What you [Pakistanis] write in your history books are the gospels truth; the rest of the world is hypocrites. Who set the train on fire with women and children burned alive? People will react. Try doing that in west and seeing the reaction. As for Samjota express people have been arrested and charged it’s an ongoing investigation. India army is under the control of the Parliament. Not like Pakistan. Get your facts right.
The cruel caste system is not part of the Santham Dharma. This rigid system came in with India contacts with the foreign influences, who believe in [to this day] serfs, slavery and class system. There is still slavery in the Islamism’s world to this day. If you can show me where it says in Veda that there is rigidA caste system, I will accept your argument. The truth is in India population of minority is growing and in Pakistan from 30% now to 5% and we mustn’t mention all those murdered under the blasphemy law! You in Pakistan have the worse, caste system, class, ethnic, religious culture in the world. You are one number one terrorist exporting country.
China also as a bigger army than India and Pakistan. What’s your point?
Indian has broken no international law on the dam. Chinese are also building dam!
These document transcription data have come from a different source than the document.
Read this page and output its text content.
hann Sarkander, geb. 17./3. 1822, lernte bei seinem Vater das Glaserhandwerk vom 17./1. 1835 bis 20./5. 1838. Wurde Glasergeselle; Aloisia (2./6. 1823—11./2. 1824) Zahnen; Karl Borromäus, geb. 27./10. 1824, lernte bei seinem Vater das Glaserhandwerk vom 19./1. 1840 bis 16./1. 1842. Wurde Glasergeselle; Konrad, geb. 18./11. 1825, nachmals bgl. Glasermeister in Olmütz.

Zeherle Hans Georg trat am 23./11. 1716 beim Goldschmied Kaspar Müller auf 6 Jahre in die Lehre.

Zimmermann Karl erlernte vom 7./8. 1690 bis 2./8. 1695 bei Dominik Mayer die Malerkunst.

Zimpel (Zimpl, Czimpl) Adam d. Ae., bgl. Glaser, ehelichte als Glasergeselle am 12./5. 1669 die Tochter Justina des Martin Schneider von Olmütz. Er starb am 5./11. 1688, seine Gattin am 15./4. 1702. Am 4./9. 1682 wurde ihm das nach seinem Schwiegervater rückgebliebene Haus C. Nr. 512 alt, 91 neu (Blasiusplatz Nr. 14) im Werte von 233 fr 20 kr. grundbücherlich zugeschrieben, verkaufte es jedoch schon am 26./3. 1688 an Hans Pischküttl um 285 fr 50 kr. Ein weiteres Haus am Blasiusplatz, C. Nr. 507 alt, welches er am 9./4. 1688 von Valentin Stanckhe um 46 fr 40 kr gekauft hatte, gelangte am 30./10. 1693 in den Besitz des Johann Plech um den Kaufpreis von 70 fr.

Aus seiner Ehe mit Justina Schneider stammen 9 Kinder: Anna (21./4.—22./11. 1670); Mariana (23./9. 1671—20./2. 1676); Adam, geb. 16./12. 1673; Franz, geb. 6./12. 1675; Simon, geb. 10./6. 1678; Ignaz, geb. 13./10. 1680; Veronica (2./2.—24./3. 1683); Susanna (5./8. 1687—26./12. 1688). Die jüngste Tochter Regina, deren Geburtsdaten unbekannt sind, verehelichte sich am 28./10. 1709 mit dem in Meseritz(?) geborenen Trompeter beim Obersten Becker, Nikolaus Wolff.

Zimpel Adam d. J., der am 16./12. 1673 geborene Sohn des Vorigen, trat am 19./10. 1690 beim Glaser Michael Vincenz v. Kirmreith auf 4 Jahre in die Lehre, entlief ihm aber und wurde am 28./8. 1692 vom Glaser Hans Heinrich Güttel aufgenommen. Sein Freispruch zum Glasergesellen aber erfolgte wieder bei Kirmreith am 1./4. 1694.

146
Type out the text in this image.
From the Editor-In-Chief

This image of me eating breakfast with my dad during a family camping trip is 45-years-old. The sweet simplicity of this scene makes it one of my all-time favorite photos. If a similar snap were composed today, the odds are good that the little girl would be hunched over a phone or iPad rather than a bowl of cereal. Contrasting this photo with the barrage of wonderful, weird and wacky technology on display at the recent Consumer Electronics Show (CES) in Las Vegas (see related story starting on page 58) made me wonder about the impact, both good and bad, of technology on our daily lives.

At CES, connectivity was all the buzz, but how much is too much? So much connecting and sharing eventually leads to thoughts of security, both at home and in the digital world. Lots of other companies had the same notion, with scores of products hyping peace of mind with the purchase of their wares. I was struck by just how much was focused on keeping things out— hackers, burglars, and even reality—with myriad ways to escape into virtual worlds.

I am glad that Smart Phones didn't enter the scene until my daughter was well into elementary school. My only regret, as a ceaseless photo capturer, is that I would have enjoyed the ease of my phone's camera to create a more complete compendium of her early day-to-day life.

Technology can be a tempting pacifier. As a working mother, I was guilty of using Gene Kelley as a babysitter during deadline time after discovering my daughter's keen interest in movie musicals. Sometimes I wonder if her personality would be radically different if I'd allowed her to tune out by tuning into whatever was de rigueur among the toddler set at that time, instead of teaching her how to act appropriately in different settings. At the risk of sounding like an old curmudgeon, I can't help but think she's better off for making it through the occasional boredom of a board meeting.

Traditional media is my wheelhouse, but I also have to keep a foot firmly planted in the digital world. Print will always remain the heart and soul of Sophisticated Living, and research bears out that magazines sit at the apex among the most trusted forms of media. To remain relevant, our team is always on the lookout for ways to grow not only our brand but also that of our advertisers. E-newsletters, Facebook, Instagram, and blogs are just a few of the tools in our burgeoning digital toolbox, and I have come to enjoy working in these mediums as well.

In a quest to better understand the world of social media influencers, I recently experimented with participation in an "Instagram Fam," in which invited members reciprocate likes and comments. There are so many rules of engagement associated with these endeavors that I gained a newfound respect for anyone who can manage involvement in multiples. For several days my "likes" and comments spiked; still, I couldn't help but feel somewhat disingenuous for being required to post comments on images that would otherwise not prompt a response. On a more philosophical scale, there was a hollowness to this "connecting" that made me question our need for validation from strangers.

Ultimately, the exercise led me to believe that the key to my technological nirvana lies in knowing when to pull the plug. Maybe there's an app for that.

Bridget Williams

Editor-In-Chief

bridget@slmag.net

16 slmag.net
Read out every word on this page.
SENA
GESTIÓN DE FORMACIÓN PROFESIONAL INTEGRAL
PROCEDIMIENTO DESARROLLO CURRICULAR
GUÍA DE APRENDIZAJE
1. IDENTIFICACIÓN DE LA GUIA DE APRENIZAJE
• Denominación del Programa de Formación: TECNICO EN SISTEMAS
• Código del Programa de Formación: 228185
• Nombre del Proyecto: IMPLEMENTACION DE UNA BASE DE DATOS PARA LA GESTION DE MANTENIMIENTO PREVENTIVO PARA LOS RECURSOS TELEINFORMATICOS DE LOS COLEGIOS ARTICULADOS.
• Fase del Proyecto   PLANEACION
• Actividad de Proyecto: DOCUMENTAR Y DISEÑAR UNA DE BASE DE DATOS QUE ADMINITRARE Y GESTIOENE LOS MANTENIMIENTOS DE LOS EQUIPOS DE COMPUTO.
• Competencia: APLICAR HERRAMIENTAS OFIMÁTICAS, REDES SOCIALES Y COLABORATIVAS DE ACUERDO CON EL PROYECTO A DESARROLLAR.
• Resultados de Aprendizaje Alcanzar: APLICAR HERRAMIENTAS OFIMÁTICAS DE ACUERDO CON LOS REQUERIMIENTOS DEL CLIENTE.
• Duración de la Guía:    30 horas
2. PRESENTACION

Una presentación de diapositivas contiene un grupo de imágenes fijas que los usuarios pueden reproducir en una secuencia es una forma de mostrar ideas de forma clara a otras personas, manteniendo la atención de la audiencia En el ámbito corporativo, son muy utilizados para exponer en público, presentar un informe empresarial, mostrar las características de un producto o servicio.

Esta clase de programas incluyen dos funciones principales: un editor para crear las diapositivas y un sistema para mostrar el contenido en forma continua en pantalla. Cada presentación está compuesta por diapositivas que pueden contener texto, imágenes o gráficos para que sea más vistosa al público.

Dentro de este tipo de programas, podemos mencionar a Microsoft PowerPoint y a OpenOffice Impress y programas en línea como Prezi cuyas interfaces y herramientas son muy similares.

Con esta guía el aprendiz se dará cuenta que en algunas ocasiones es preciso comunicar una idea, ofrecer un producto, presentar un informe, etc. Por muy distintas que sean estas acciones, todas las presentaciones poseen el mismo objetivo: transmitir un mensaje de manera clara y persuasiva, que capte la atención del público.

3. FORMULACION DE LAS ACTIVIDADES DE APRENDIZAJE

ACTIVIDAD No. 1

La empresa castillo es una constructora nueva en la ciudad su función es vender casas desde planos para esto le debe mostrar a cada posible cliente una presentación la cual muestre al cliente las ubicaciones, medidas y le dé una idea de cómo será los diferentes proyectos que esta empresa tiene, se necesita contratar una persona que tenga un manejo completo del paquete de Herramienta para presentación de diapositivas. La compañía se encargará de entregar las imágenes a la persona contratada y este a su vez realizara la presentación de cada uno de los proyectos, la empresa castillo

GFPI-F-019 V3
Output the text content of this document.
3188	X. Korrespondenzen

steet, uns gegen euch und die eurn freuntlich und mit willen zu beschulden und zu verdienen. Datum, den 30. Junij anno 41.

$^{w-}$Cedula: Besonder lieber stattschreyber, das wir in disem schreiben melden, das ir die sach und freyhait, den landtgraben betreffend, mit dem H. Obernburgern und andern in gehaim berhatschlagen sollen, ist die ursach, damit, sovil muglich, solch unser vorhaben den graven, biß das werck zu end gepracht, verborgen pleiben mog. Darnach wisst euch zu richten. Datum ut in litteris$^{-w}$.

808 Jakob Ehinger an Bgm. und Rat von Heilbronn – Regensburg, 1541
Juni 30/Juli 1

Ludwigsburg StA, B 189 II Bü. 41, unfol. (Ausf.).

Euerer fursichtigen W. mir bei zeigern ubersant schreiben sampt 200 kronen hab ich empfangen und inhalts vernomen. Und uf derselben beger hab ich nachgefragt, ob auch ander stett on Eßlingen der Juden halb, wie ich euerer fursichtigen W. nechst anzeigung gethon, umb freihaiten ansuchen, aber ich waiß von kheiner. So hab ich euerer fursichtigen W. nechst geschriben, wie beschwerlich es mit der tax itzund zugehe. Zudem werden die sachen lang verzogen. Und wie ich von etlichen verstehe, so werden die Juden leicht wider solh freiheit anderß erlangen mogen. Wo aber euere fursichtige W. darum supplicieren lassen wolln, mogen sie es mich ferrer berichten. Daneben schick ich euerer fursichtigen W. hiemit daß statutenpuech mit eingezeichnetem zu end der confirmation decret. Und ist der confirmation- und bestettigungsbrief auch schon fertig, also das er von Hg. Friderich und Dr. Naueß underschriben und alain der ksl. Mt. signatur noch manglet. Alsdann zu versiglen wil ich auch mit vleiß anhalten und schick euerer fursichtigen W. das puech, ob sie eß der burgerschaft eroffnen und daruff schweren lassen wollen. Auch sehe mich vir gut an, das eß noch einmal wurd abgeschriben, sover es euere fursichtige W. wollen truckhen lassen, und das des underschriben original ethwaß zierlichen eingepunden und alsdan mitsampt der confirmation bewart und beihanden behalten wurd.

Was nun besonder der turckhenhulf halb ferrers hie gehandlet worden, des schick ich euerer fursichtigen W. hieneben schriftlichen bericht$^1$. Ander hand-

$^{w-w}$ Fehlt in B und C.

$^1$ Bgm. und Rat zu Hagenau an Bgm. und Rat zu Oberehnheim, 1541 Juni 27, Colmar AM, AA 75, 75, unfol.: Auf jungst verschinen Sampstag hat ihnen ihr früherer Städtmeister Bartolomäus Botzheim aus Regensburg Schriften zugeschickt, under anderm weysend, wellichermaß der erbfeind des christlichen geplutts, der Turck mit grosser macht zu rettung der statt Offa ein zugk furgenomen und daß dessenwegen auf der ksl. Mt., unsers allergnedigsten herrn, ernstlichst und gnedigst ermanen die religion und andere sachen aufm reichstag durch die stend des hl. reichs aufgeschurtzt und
As for Kashmir, you people talk utter rubbish and tell blatant lies. Just drop few words here and there with some emotional diatribe and the world should appease you guys. If you want the Kashmir’s issue settled. I suggest you read the U.N resolution and follow the steps, instead telling pack of lies to the world. If you want to discuss the issue here and now be my guest.
As Nawaz sharif said in 1976 , that our culture is West of India. I suggest you return to Iran, Bagdad or Saudi Arabia.